Höchste Erkennungsgenauigkeit. RF-DETR erzielt Spitzenwerte in Standard-Benchmarks zur Objekterkennung und übertrifft viele bekannte Alternativen.

Mehrere Modellgrößen. Die Varianten Nano, Small, Medium, Large und XL erlauben es, den optimalen Kompromiss zwischen Genauigkeit und Rechenaufwand zu wählen. Wir haben die Variante Medium (33 Millionen Parameter) gewählt.

Auflösungsunabhängige Architektur. RF-DETR enthält keine vollständig verbundenen Schichten, die eine feste Eingangsauflösung erzwingen würden. Diese Flexibilität ist entscheidend für unsere gekachelte Inferenzstrategie: Das Bild wird in überlappende 512 × 512 Pixel große Kacheln unterteilt, und das Erkennungsmodell verarbeitet jede Kachel unabhängig.
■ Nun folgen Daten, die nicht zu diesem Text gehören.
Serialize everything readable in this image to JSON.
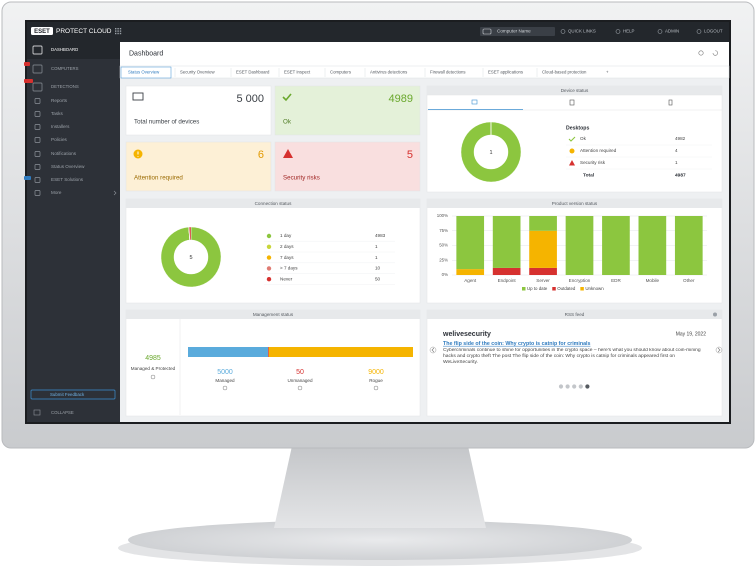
{
  "header": {
    "logo": "ESET",
    "product": "PROTECT CLOUD",
    "search_placeholder": "Computer Name",
    "menu": [
      "QUICK LINKS",
      "HELP",
      "ADMIN",
      "LOGOUT"
    ]
  },
  "sidebar": {
    "items": [
      "DASHBOARD",
      "COMPUTERS",
      "DETECTIONS",
      "Reports",
      "Tasks",
      "Installers",
      "Policies",
      "Notifications",
      "Status Overview",
      "ESET Solutions",
      "More"
    ],
    "feedback": "Submit Feedback",
    "collapse": "COLLAPSE"
  },
  "page": {
    "title": "Dashboard",
    "tabs": [
      "Status Overview",
      "Security Overview",
      "ESET Dashboard",
      "ESET Inspect",
      "Computers",
      "Antivirus detections",
      "Firewall detections",
      "ESET applications",
      "Cloud-based protection",
      "+"
    ]
  },
  "tiles": [
    {
      "value": "5 000",
      "label": "Total number of devices"
    },
    {
      "value": 4989,
      "label": "Ok"
    },
    {
      "value": 6,
      "label": "Attention required"
    },
    {
      "value": 5,
      "label": "Security risks"
    }
  ],
  "rss": {
    "title": "RSS feed",
    "source": "welivesecurity",
    "date": "May 19, 2022",
    "headline": "The flip side of the coin: Why crypto is catnip for criminals",
    "body": "Cybercriminals continue to shine for opportunities in the crypto space – here's what you should know about coin-mining hacks and crypto theft The post The flip side of the coin: Why crypto is catnip for criminals appeared first on WeLiveSecurity."
  },
  "chart_data": [
    {
      "type": "donut",
      "title": "Device status",
      "legend_title": "Desktops",
      "center_value": 1,
      "categories": [
        "Ok",
        "Attention required",
        "Security risk"
      ],
      "values": [
        4982,
        4,
        1
      ],
      "colors": [
        "#8cc63f",
        "#f5b400",
        "#d6312f"
      ],
      "total_label": "Total",
      "total": 4987
    },
    {
      "type": "donut",
      "title": "Connection status",
      "center_value": 5,
      "categories": [
        "1 day",
        "2 days",
        "7 days",
        "> 7 days",
        "Never"
      ],
      "values": [
        4983,
        1,
        1,
        10,
        50
      ],
      "colors": [
        "#8cc63f",
        "#c9d63a",
        "#f5b400",
        "#e07b73",
        "#d6312f"
      ]
    },
    {
      "type": "stacked-bar",
      "title": "Product version status",
      "categories": [
        "Agent",
        "Endpoint",
        "Server",
        "Encryption",
        "EDR",
        "Mobile",
        "Other"
      ],
      "series": [
        {
          "name": "Up to date",
          "color": "#8cc63f",
          "values": [
            90,
            88,
            25,
            100,
            100,
            100,
            100
          ]
        },
        {
          "name": "Outdated",
          "color": "#d6312f",
          "values": [
            0,
            12,
            12,
            0,
            0,
            0,
            0
          ]
        },
        {
          "name": "Unknown",
          "color": "#f5b400",
          "values": [
            10,
            0,
            63,
            0,
            0,
            0,
            0
          ]
        }
      ],
      "ylim": [
        0,
        100
      ],
      "yticks": [
        {
          "value": 0,
          "label": "0%"
        },
        {
          "value": 25,
          "label": "25%"
        },
        {
          "value": 50,
          "label": "50%"
        },
        {
          "value": 75,
          "label": "75%"
        },
        {
          "value": 100,
          "label": "100%"
        }
      ],
      "grid": true,
      "legend": "bottom"
    },
    {
      "type": "proportion-bar",
      "title": "Management status",
      "summary_value": 4985,
      "summary_label": "Managed & Protected",
      "categories": [
        "Managed",
        "Unmanaged",
        "Rogue"
      ],
      "values": [
        5000,
        50,
        9000
      ],
      "colors": [
        "#5aabdc",
        "#d6312f",
        "#f5b400"
      ]
    }
  ]
}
Anschließend werden die Ergebnisse über das gesamte Bild zusammengeführt.

In Standard-Benchmarks erkennt RF-DETR Dutzende Objektkategorien – Menschen, Fahrzeuge, Tiere, Möbel. Für unser Anwendungsbeispiel haben wir das Modell auf eine einzige Klasse trainiert: Staubfleck. Die Herausforderung liegt nicht in der Klassifikation, sondern in der Erkennung – dem Auffinden winziger, kontrastarmer Merkmale in einem riesigen Bild.

Trainingsdaten

Das Training eines zuverlässigen Staubdetektors erfordert, das Netzwerk mit einer sehr großen Zahl von Beispielen zu konfrontieren, die jede denkbare Kombination aus Staubform, Deckkraft, Unschärfe und Hintergrund abdecken.

Zunächst haben wir Tausende realer Fotografien mit echten Staubflecken gesammelt und sorgfältig von Hand gekennzeichnet. Dieser reale Datensatz deckt bereits eine große Vielfalt an Staubformen, -größen, Deckkraft, Unschärfe und Hintergründen ab – doch wir wollten noch weiter gehen.
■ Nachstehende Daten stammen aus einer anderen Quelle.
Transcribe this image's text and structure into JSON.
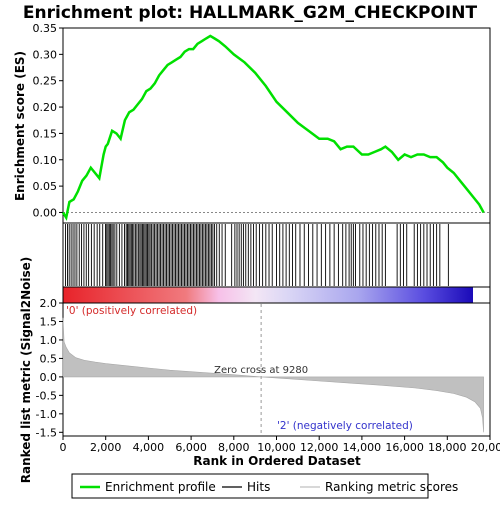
{
  "chart_data": {
    "type": "line",
    "title": "Enrichment plot: HALLMARK_G2M_CHECKPOINT",
    "xlabel": "Rank in Ordered Dataset",
    "top_panel": {
      "ylabel": "Enrichment score (ES)",
      "ylim": [
        -0.02,
        0.35
      ],
      "yticks": [
        "0.35",
        "0.30",
        "0.25",
        "0.20",
        "0.15",
        "0.10",
        "0.05",
        "0.00"
      ],
      "ytick_values": [
        0.35,
        0.3,
        0.25,
        0.2,
        0.15,
        0.1,
        0.05,
        0.0
      ],
      "series": [
        {
          "name": "Enrichment profile",
          "color": "#00e000",
          "x": [
            0,
            150,
            300,
            500,
            700,
            900,
            1100,
            1300,
            1500,
            1700,
            1900,
            2000,
            2100,
            2300,
            2500,
            2700,
            2900,
            3100,
            3300,
            3500,
            3700,
            3900,
            4100,
            4300,
            4500,
            4700,
            4900,
            5100,
            5300,
            5500,
            5700,
            5900,
            6100,
            6300,
            6500,
            6700,
            6900,
            7100,
            7300,
            7600,
            8000,
            8500,
            9000,
            9500,
            10000,
            10500,
            11000,
            11500,
            12000,
            12400,
            12700,
            13000,
            13300,
            13600,
            14000,
            14300,
            14600,
            14900,
            15100,
            15400,
            15700,
            16000,
            16300,
            16600,
            16900,
            17200,
            17500,
            17800,
            18000,
            18300,
            18600,
            18900,
            19200,
            19500,
            19700
          ],
          "y": [
            0.0,
            -0.01,
            0.02,
            0.025,
            0.04,
            0.06,
            0.07,
            0.085,
            0.075,
            0.065,
            0.11,
            0.125,
            0.13,
            0.155,
            0.15,
            0.14,
            0.175,
            0.19,
            0.195,
            0.205,
            0.215,
            0.23,
            0.235,
            0.245,
            0.26,
            0.27,
            0.28,
            0.285,
            0.29,
            0.295,
            0.305,
            0.31,
            0.31,
            0.32,
            0.325,
            0.33,
            0.335,
            0.33,
            0.325,
            0.315,
            0.3,
            0.285,
            0.265,
            0.24,
            0.21,
            0.19,
            0.17,
            0.155,
            0.14,
            0.14,
            0.135,
            0.12,
            0.125,
            0.125,
            0.11,
            0.11,
            0.115,
            0.12,
            0.125,
            0.115,
            0.1,
            0.11,
            0.105,
            0.11,
            0.11,
            0.105,
            0.105,
            0.095,
            0.085,
            0.075,
            0.06,
            0.045,
            0.03,
            0.015,
            0.0
          ]
        }
      ]
    },
    "hits_panel": {
      "label": "Hits",
      "hit_ranks": [
        120,
        210,
        290,
        380,
        470,
        560,
        650,
        760,
        870,
        980,
        1090,
        1200,
        1330,
        1460,
        1600,
        1720,
        1860,
        1990,
        2050,
        2110,
        2170,
        2230,
        2290,
        2350,
        2430,
        2520,
        2640,
        2760,
        2880,
        2960,
        3020,
        3080,
        3140,
        3200,
        3260,
        3320,
        3390,
        3460,
        3530,
        3600,
        3660,
        3720,
        3780,
        3840,
        3900,
        3960,
        4020,
        4080,
        4150,
        4220,
        4290,
        4360,
        4430,
        4500,
        4570,
        4640,
        4710,
        4780,
        4850,
        4920,
        4990,
        5060,
        5130,
        5200,
        5270,
        5340,
        5410,
        5480,
        5550,
        5620,
        5690,
        5760,
        5830,
        5900,
        5970,
        6040,
        6110,
        6180,
        6250,
        6320,
        6390,
        6460,
        6530,
        6600,
        6670,
        6740,
        6810,
        6880,
        6950,
        7020,
        7100,
        7200,
        7320,
        7450,
        7600,
        7900,
        8050,
        8150,
        8250,
        8350,
        8450,
        8560,
        8680,
        8800,
        8920,
        9050,
        9200,
        9350,
        9500,
        9650,
        9800,
        10000,
        10150,
        10300,
        10450,
        10600,
        10750,
        10900,
        11100,
        11300,
        11500,
        11700,
        11900,
        12100,
        12300,
        12500,
        12700,
        12900,
        13100,
        13250,
        13400,
        13500,
        13600,
        13700,
        13900,
        14050,
        14200,
        14350,
        14500,
        14650,
        14800,
        14950,
        15100,
        15650,
        15800,
        15950,
        16100,
        16450,
        16600,
        16750,
        16900,
        17050,
        17200,
        17350,
        17500,
        17650,
        18050
      ]
    },
    "metric_panel": {
      "ylabel": "Ranked list metric (Signal2Noise)",
      "ylim": [
        -1.6,
        2.0
      ],
      "yticks": [
        "2.0",
        "1.5",
        "1.0",
        "0.5",
        "0.0",
        "-0.5",
        "-1.0",
        "-1.5"
      ],
      "ytick_values": [
        2.0,
        1.5,
        1.0,
        0.5,
        0.0,
        -0.5,
        -1.0,
        -1.5
      ],
      "x": [
        0,
        50,
        150,
        300,
        600,
        1000,
        1500,
        2000,
        3000,
        4000,
        5000,
        6000,
        7000,
        8000,
        9280,
        10500,
        12000,
        13500,
        15000,
        16500,
        17500,
        18300,
        18900,
        19300,
        19550,
        19650,
        19700
      ],
      "values": [
        1.6,
        0.95,
        0.8,
        0.65,
        0.52,
        0.45,
        0.4,
        0.36,
        0.3,
        0.24,
        0.18,
        0.14,
        0.1,
        0.06,
        0.0,
        -0.05,
        -0.11,
        -0.17,
        -0.23,
        -0.3,
        -0.37,
        -0.45,
        -0.55,
        -0.68,
        -0.85,
        -1.1,
        -1.5
      ],
      "zero_cross_label": "Zero cross at 9280",
      "zero_cross": 9280,
      "positive_label": "'0' (positively correlated)",
      "negative_label": "'2' (negatively correlated)"
    },
    "xlim": [
      0,
      20000
    ],
    "xticks": [
      "0",
      "2,000",
      "4,000",
      "6,000",
      "8,000",
      "10,000",
      "12,000",
      "14,000",
      "16,000",
      "18,000",
      "20,000"
    ],
    "xtick_values": [
      0,
      2000,
      4000,
      6000,
      8000,
      10000,
      12000,
      14000,
      16000,
      18000,
      20000
    ],
    "n_genes": 19700,
    "legend": {
      "items": [
        {
          "label": "Enrichment profile",
          "color": "#00e000"
        },
        {
          "label": "Hits",
          "color": "#000000"
        },
        {
          "label": "Ranking metric scores",
          "color": "#c0c0c0"
        }
      ]
    },
    "colors": {
      "profile": "#00e000",
      "hits": "#000000",
      "metric_fill": "#c0c0c0",
      "positive": "#d42a2a",
      "negative": "#3333cc"
    }
  }
}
Mit seiner Expertise in der Bild- und Signalverarbeitung hat unser Forschungsteam einen Staubsynthesizer entwickelt: einen kompakten Algorithmus, der einen Staubfleck erzeugt – von einem echten nicht zu unterscheiden – und ihn auf einen zufälligen fotografischen oder synthetischen Hintergrund montiert. Der Synthesizer modelliert die zentralen physikalischen Eigenschaften realer Staubpartikel: die unregelmäßige Tropfenform, die kanalweise Lichtabschwächung im linearen Farbraum, die Unschärfe an den Rändern sowie die optionale gerichtete Schattierung, die manche Partikel aufweisen. Jeder Parameter wird innerhalb sorgfältig kalibrierter Bereiche zufällig variiiert, die aus der statistischen Analyse realer Staubflecken abgeleitet wurden.
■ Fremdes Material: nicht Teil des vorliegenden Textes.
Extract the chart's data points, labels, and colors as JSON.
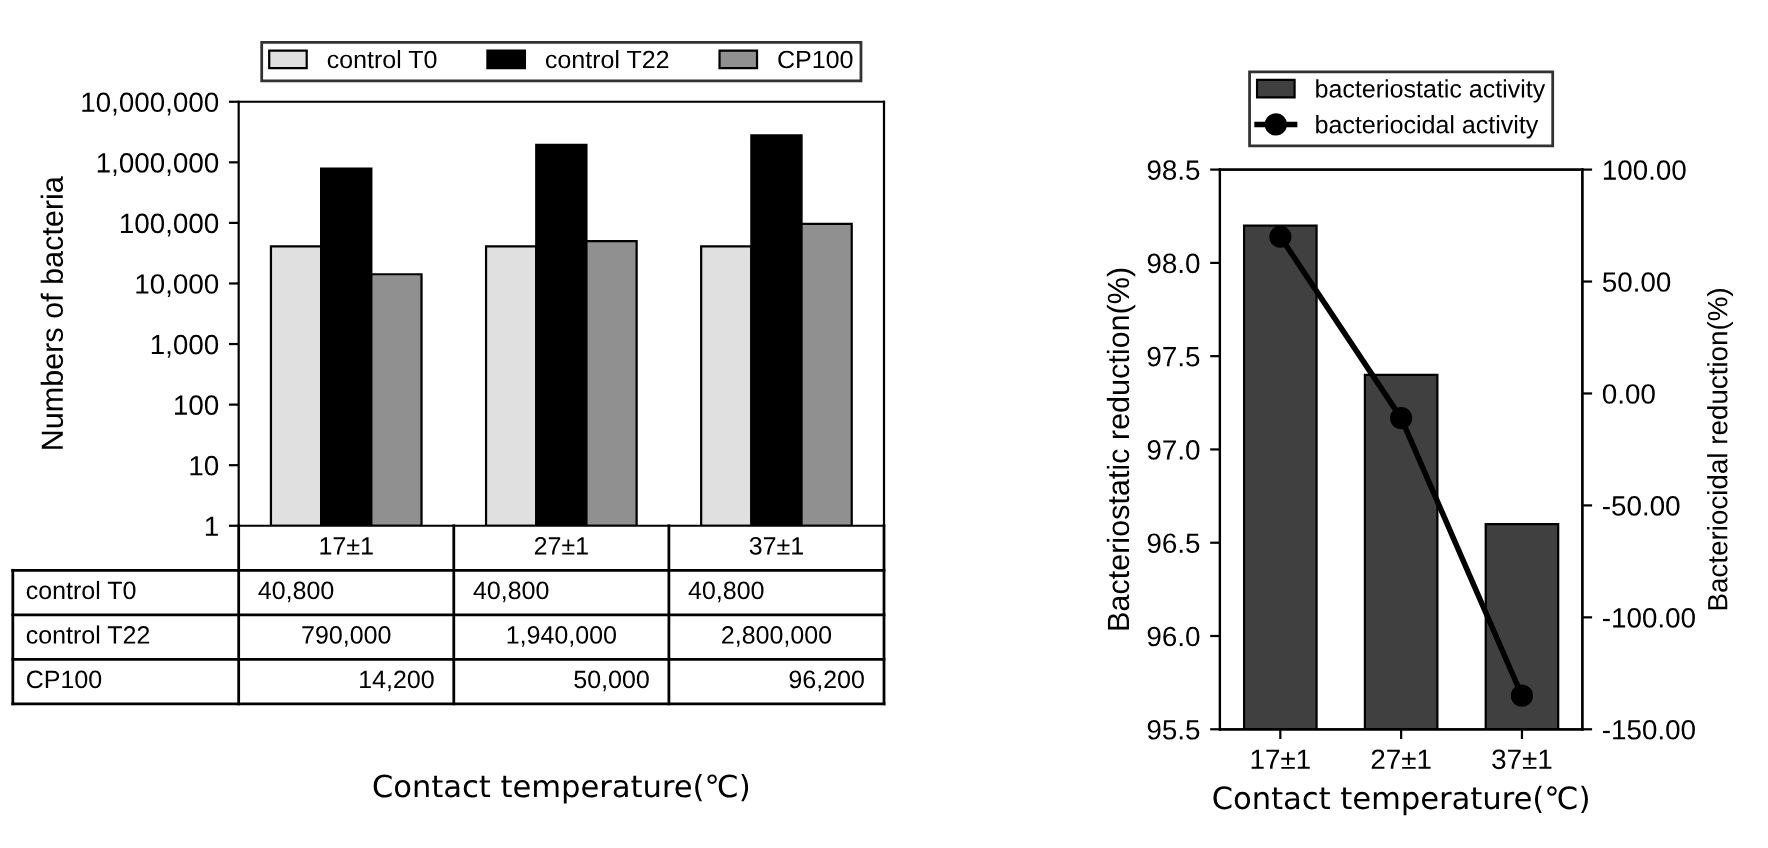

Dieser synthetische Ansatz gewährleistet eine gleichmäßige Verteilung von Staubeigenschaften und Hintergründen im gesamten Trainingsdatensatz und vermeidet so die Verzerrungen, die in manuell zusammengestellten Datensätzen unvermeidlich auftreten. Er stellt beispielsweise sicher, dass das Netzwerk genügend sehr schwache Flecken, genügend sehr kleine Flecken und genügend ungewöhnliche Hintergründe zu sehen bekommt – Kombinationen, die in einer rein realen Sammlung unterrepräsentiert wären.

Insgesamt hat unser Stauberkennungsnetzwerk im Laufe seines Trainings rund eine Million Staubflecken gesehen – eine Mischung aus realen und synthetischen Daten.